2. Communities and Forums
Online communities and forums are often the first place your customers will turn if they can’t find the information they need. This makes them an excellent place to search for potential keywords. After all, the users sharing their questions have probably used a search engine already with no success.
A good place to start is with Reddit and Quora, but we also recommend industry-specific forums. For those in the tech space, you might find ideas on G2 or StackOverflow. If you work in the travel industry, check out TripAdvisor. If you’re conducting keyword research in the exercise or wellness industry, you might want to look at sites like CyclingNews.
If we were to visit this last site, we would see the following:
This screenshot alone would enable us to generate this list of seed keywords:
- Quadricep pain
- Quadricep pain from cycling
- Quadricep pain after rest
- Pedaling technique
- Cycling to lose weight
- Cycling to reduce belly fat
- Fitness exercises at home
- Exercises at home for cyclists
When you consider that this screenshot is only a fraction of the hundreds of threads on this forum, it becomes clear that this site offers a treasure trove of opportunity for anyone seeking to educate cyclists.
3. Conversations with Customers
Who better to guide your keyword research than your prospects and customers? Conducting keyword research with their help can be done in several ways.

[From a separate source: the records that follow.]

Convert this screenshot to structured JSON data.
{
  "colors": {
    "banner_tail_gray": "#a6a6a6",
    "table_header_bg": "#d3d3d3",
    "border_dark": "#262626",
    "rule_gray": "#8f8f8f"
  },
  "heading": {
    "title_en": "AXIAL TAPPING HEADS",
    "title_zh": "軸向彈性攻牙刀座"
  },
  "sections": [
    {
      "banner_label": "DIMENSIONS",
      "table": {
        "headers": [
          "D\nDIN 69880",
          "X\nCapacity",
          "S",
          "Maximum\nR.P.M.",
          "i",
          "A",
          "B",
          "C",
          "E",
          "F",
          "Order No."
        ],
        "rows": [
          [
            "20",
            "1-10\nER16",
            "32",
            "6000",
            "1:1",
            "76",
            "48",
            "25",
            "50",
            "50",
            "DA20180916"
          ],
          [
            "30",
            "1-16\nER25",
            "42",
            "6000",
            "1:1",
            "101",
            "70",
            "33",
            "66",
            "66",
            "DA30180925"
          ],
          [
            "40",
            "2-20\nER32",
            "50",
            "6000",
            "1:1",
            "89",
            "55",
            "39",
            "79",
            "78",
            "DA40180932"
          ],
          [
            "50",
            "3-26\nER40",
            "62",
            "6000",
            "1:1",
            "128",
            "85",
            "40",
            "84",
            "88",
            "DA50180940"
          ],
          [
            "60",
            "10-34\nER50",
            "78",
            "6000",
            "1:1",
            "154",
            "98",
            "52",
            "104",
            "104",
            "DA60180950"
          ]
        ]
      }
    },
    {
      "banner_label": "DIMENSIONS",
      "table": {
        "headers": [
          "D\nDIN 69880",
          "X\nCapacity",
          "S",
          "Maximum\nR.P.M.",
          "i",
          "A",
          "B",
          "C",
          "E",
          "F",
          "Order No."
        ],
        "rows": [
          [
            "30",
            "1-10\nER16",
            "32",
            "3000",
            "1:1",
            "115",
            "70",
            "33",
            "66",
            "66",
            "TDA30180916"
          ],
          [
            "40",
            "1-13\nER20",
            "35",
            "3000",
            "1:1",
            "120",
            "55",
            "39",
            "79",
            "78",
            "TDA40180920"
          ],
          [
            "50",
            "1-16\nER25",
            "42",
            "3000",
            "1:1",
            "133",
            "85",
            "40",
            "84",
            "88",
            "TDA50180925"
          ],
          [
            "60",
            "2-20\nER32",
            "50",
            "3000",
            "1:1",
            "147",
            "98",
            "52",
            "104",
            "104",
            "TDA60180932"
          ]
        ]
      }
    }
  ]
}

First, you can acquire this information by meeting with customers and running a formal interview. During this conversation you can ask about their experiences with your product and the problems they are trying to solve. It’s usually not worth this level of investment just for keyword research, but if you’re already running customer interviews (e.g., as part of a rebrand exercise), it’s an ideal place to gather keyword ideas.

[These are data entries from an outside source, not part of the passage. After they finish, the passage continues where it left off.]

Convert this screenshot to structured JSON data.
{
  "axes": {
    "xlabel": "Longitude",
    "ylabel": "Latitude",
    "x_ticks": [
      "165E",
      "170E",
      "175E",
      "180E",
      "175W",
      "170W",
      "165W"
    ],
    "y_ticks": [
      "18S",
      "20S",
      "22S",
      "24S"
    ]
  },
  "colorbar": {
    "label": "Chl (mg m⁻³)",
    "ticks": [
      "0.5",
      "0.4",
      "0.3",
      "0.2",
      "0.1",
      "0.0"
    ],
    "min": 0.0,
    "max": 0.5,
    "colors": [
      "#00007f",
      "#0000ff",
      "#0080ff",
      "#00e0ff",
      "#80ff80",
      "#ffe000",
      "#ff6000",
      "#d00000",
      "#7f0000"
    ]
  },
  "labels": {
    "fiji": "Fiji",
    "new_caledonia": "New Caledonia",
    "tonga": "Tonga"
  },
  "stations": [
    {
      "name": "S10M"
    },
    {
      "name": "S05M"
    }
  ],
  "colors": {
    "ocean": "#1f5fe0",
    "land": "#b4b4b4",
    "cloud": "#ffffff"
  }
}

Second, you can listen to call recordings with customers. If you use a software like CallRail or Gong, you can learn a lot about your customers and the language they use just by listening to recordings. This includes recordings of both sales and customer service calls.
Third, and finally, talk with your sales and customer service teams directly about the type of questions their prospects and customers are asking. Generally, when a customer or prospect talks with these teams, they aren’t just asking about your product. They’re often sharing broad information about their challenges. This is an opportunity to create content that helps them solve those challenges, positioning your company as a reliable source of insights. Not only that, but your sales and customer services teams will thank you — that content will make their lives a whole lot easier.
4. Google Search Results
This last source of keywords was hiding right under your nose the whole time: look to Google itself. If you knew, for example, that you wanted to create content about visiting Pikes Peak, you could start by entering “visit Pikes Peak” in Google.
As a result, you’d see these frequently asked questions:
As you open each of these questions, new questions will dynamically appear, adding to the list. All of these questions are aligned to commonly searched queries.
Likewise, you can see sections titled, “People Also Searched For” and “Searches related to visit pikes peak” when you scroll to the bottom of the results:
In the first section, you’ll note a “see more” button, which you can use to expose other ideas. Likewise, you can find nearly infinite keyword ideas by clicking the links in the “searches related to” section and repeating this process all over again.
If you want to make your life even easier, you can install the Chrome plugin for Keywords Everywhere. This nifty tool will consolidate related searches and questions commonly searched in the right column. Not only that, but it will provide a search trend graph, and add a link next to each ranking article that directs you to a page that has all the keywords for which that link ranks. As you can see, your review of the search results is made much easier:
With this, and the other keyword research techniques outlined above, you should be well on your way to identifying less competitive keywords in no time.